“A vida é complexa e incognoscível.“
Em “O Sentido da Vida” (Saída de Emergência, 2022) – Histórias de Psicoterapia no sub-título -, Irvin Yalom escreve na primeira pessoa, conseguindo ser um exímio contador de histórias e professor de psiquiatria existencial. Para além do tom fluido e descomplicado da narrativa, ao melhor estilo romancesco, fica a certeza de estarmos perante case stories, relatos de mudança em psicoterapia ao estilo de um estudo de casos de sucesso. Ainda que todos os processos relatados tenham um desfecho favorável, não escondem as vicissitudes do processo, os avanços e retocessos e os dilemas de quem os orienta. Em vários momentos, chega a ser possível sentir a angústia do terapeuta face às inimagináveis barreiras e artimanhas da mente e das emoções dos pacientes. Em psicoterapia, o comportamento acaba por ser o maior aliado, aquele que se revela e permite a entrada em recônditos recantos da existência.
A partir de eventos da sua vida profissional, Irvin Yalom recorda histórias que podem ser classificadas como fantasia autobiográfica real, assentes em acontecimentos efetivos – ainda que, nos detalhes, pincelados com alguma fantasia. Outras são completamente verdadeiras, apenas cuidadas pela necessária ocultação da identidade dos intervenienetes, quase todos pacientes sob intervenção. Em todas as histórias há o relato de situações limite, de profundo questionamento sobre o sentido da existência quando parte substancial da funcionalidade quotidiana parece estar comprometida: o trabalho com pessoas que estão a morrer porque têm diagnósticos irreversiveis, a gestão de grupos de psicoteapia num hospital psiquiátrico e a tristeza presente no acompanhamento individual e prolongado de quem se encontra num extenso e complexo luto.
Em “O Sentido da Vida”, como aliás em outros livros do género já produzidos por Yalom, são deixadas pistas e referências explicitas para quem estiver interessado em prosseguir com uma literatura mais profissional, explorando os aspectos técnicos relacionados com as seis histórias que o compõem: a confidencialidade dos doentes, a fronteira entre a ficção e a não-ficção, a relação terapêutica, a abordagem acronológica “aqui e agora”, a transferência do terapeuta, abordagens terapêuticas existenciais e dinâmica do luto.

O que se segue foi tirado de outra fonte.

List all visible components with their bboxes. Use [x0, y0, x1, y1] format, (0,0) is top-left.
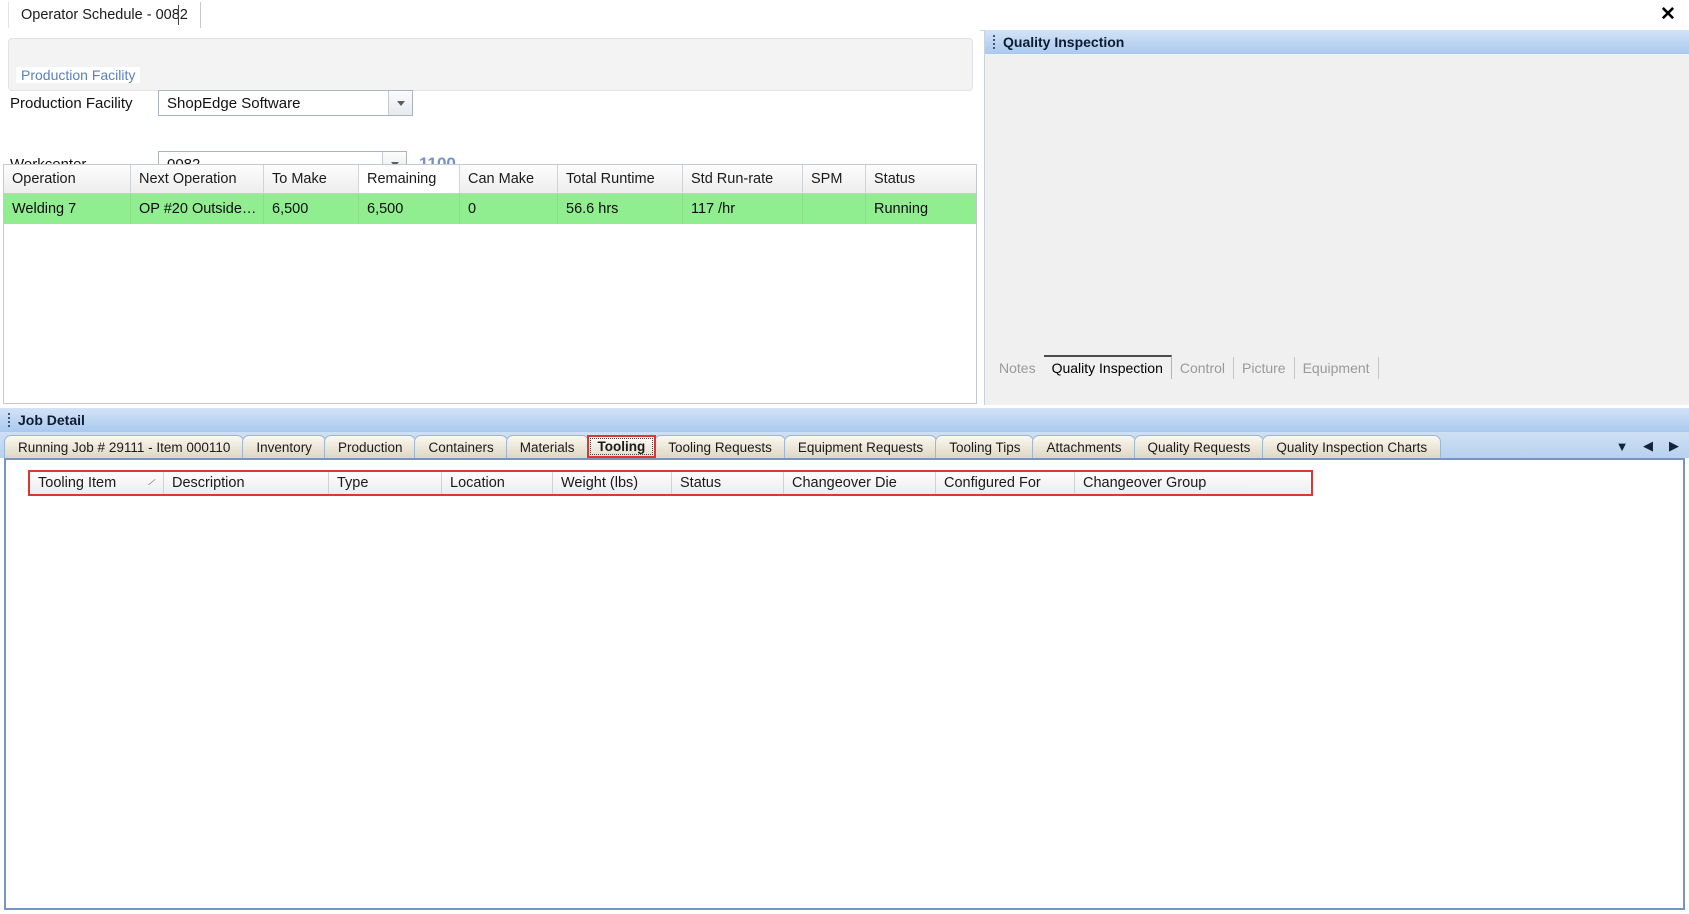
column-header-tooling-item[interactable]: Tooling Item ⁄: [30, 472, 164, 494]
production-facility-groupbox: [8, 38, 973, 91]
qi-tab-control[interactable]: Control: [1172, 357, 1235, 379]
operations-grid-header: Operation Next Operation To Make Remaini…: [4, 165, 976, 194]
quality-inspection-panel: Quality Inspection Notes Quality Inspect…: [984, 30, 1689, 405]
column-header-std-run-rate[interactable]: Std Run-rate: [683, 165, 803, 193]
tabstrip-nav-buttons: ▼ ◀ ▶: [1611, 435, 1685, 457]
quality-inspection-body: Notes Quality Inspection Control Picture…: [985, 54, 1689, 379]
column-header-configured-for[interactable]: Configured For: [936, 472, 1075, 494]
column-header-spm[interactable]: SPM: [803, 165, 866, 193]
tab-equipment-requests[interactable]: Equipment Requests: [783, 435, 938, 458]
column-header-status[interactable]: Status: [866, 165, 976, 193]
column-header-weight[interactable]: Weight (lbs): [553, 472, 672, 494]
column-header-remaining[interactable]: Remaining: [359, 165, 460, 193]
text-caret: [178, 5, 179, 25]
tooling-tab-content: Tooling Item ⁄ Description Type Location…: [4, 458, 1685, 910]
tab-tooling-tips[interactable]: Tooling Tips: [935, 435, 1035, 458]
tab-list-dropdown-icon[interactable]: ▼: [1611, 436, 1633, 456]
production-facility-label: Production Facility: [10, 95, 133, 112]
tooling-grid-header: Tooling Item ⁄ Description Type Location…: [28, 470, 1313, 496]
tab-tooling[interactable]: Tooling: [586, 435, 657, 458]
column-header-to-make[interactable]: To Make: [264, 165, 359, 193]
cell-remaining: 6,500: [359, 194, 460, 224]
column-header-tooling-item-label: Tooling Item: [38, 475, 117, 491]
tab-materials[interactable]: Materials: [505, 435, 589, 458]
quality-inspection-tabstrip: Notes Quality Inspection Control Picture…: [985, 353, 1689, 379]
grip-icon[interactable]: [4, 413, 14, 427]
column-header-next-operation[interactable]: Next Operation: [131, 165, 264, 193]
qi-tab-picture[interactable]: Picture: [1234, 357, 1295, 379]
cell-operation: Welding 7: [4, 194, 131, 224]
column-header-total-runtime[interactable]: Total Runtime: [558, 165, 683, 193]
quality-inspection-title: Quality Inspection: [1003, 34, 1125, 50]
production-facility-value: ShopEdge Software: [167, 94, 301, 112]
job-detail-title: Job Detail: [18, 412, 85, 428]
tab-quality-requests[interactable]: Quality Requests: [1133, 435, 1265, 458]
job-detail-titlebar[interactable]: Job Detail: [0, 408, 1689, 433]
tab-quality-inspection-charts[interactable]: Quality Inspection Charts: [1262, 435, 1442, 458]
chevron-down-icon: [396, 100, 405, 106]
column-header-changeover-group[interactable]: Changeover Group: [1075, 472, 1246, 494]
qi-tab-quality-inspection[interactable]: Quality Inspection: [1043, 355, 1172, 379]
tab-scroll-right-icon[interactable]: ▶: [1663, 436, 1685, 456]
cell-spm: [803, 194, 866, 224]
tab-running-job[interactable]: Running Job # 29111 - Item 000110: [4, 435, 245, 458]
production-facility-select[interactable]: ShopEdge Software: [158, 90, 413, 116]
document-tabbar: Operator Schedule - 0082 ✕: [0, 0, 1689, 31]
column-header-can-make[interactable]: Can Make: [460, 165, 558, 193]
quality-inspection-titlebar[interactable]: Quality Inspection: [985, 30, 1689, 55]
column-header-changeover-die[interactable]: Changeover Die: [784, 472, 936, 494]
table-row[interactable]: Welding 7 OP #20 Outside… 6,500 6,500 0 …: [4, 194, 976, 224]
column-header-operation[interactable]: Operation: [4, 165, 131, 193]
tab-production[interactable]: Production: [323, 435, 417, 458]
tab-attachments[interactable]: Attachments: [1032, 435, 1136, 458]
job-detail-tabstrip: Running Job # 29111 - Item 000110 Invent…: [0, 432, 1689, 458]
tab-tooling-requests[interactable]: Tooling Requests: [654, 435, 786, 458]
tab-inventory[interactable]: Inventory: [242, 435, 326, 458]
close-icon[interactable]: ✕: [1657, 3, 1679, 25]
cell-status: Running: [874, 201, 929, 217]
document-tab-operator-schedule[interactable]: Operator Schedule - 0082: [8, 2, 201, 28]
qi-tab-notes[interactable]: Notes: [991, 357, 1044, 379]
sort-ascending-icon: ⁄: [149, 477, 155, 489]
document-tab-label: Operator Schedule - 0082: [21, 7, 188, 23]
grip-icon[interactable]: [989, 35, 999, 49]
production-facility-dropdown-button[interactable]: [388, 91, 412, 115]
cell-to-make: 6,500: [264, 194, 359, 224]
cell-next-operation: OP #20 Outside…: [131, 194, 264, 224]
column-header-type[interactable]: Type: [329, 472, 442, 494]
tooling-grid: Tooling Item ⁄ Description Type Location…: [28, 470, 1313, 496]
cell-std-run-rate: 117 /hr: [683, 194, 803, 224]
column-header-location[interactable]: Location: [442, 472, 553, 494]
qi-tab-equipment[interactable]: Equipment: [1295, 357, 1379, 379]
operator-schedule-pane: Production Facility Production Facility …: [0, 30, 980, 458]
cell-can-make: 0: [460, 194, 558, 224]
tab-scroll-left-icon[interactable]: ◀: [1637, 436, 1659, 456]
column-header-status[interactable]: Status: [672, 472, 784, 494]
column-header-description[interactable]: Description: [164, 472, 329, 494]
tab-containers[interactable]: Containers: [414, 435, 508, 458]
operations-grid: Operation Next Operation To Make Remaini…: [3, 164, 977, 404]
production-facility-legend: Production Facility: [16, 67, 141, 83]
job-detail-panel: Job Detail Running Job # 29111 - Item 00…: [0, 408, 1689, 914]
cell-total-runtime: 56.6 hrs: [558, 194, 683, 224]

Irvin Yalom é um escritor americano, filho de emigrantes russos. Formado em psiquiatria na Universidade de Stanford, onde ainda hoje se mantém, tornou-se conhecido quando sua obra Love’s Executioner and Others Tales of Psychotherapy, publicada em 1989, alcançou a lista de livros mais vendidos nos Estados Unidos. Na mesma linha, seguiu-se Momma and the Meaning of Life (1999). Em Portugal, entre os muitos livros publicados, romances como Quando Nietzsche Chorou (1992), A Cura de Schopenhauer (2005), O Poblema Espinosa (2012) e Mentiras no divã (1996), para além de outros textos e ensaios inspirados em casos reais de psicoterapia, compõem uma vasta e reconhecida obra, reveladora de uma habilidade extraordinária na arte de envolver profissionais e todos os interessados – aqueles que fazem ou pretendem fazer psicoterapia ou tão só cépticos e curiosos.
Quase sempre baseada nos mais de trinta anos em que o autor trabalha como terapeuta e professor na área da psicanálise, os seus livros possuem textos que revelam processos onde terapeuta e paciente surgem como parceiros e co-responáveis no processo de mudança. A transformação das histórias que os clientes narram acerca das suas vida, ocorre a partir da reconstrução de significados e da atribuição de sentido às vivências. Esta atribuição de significado não desresponsabiliza as pessoas, não as resigna ou torna passivas perante as circunstâncias; pelo contrário, a partir do momento em que a pessoa assume um significado, parece tornar-se menos paralisada e assustada, menos vulnerável às pequenas e grandes angústias da vida.
“O Sentido da Vida” é um livro de uma honestidade desarmante, que permite ir pare além da camada superficial de um autor profundamente honesto consigo próprio e com o público. Um livro que só se adivinha possível em alguém de grande maturidade, sem esconder que os terapeutas também se sentem aturdidos pelos pacientes, por vezes menosprezados, mas sempre instigados para se reinventarem. Processos em que o teapeuta estabelece relação com a pessoa e não com a sua patologia.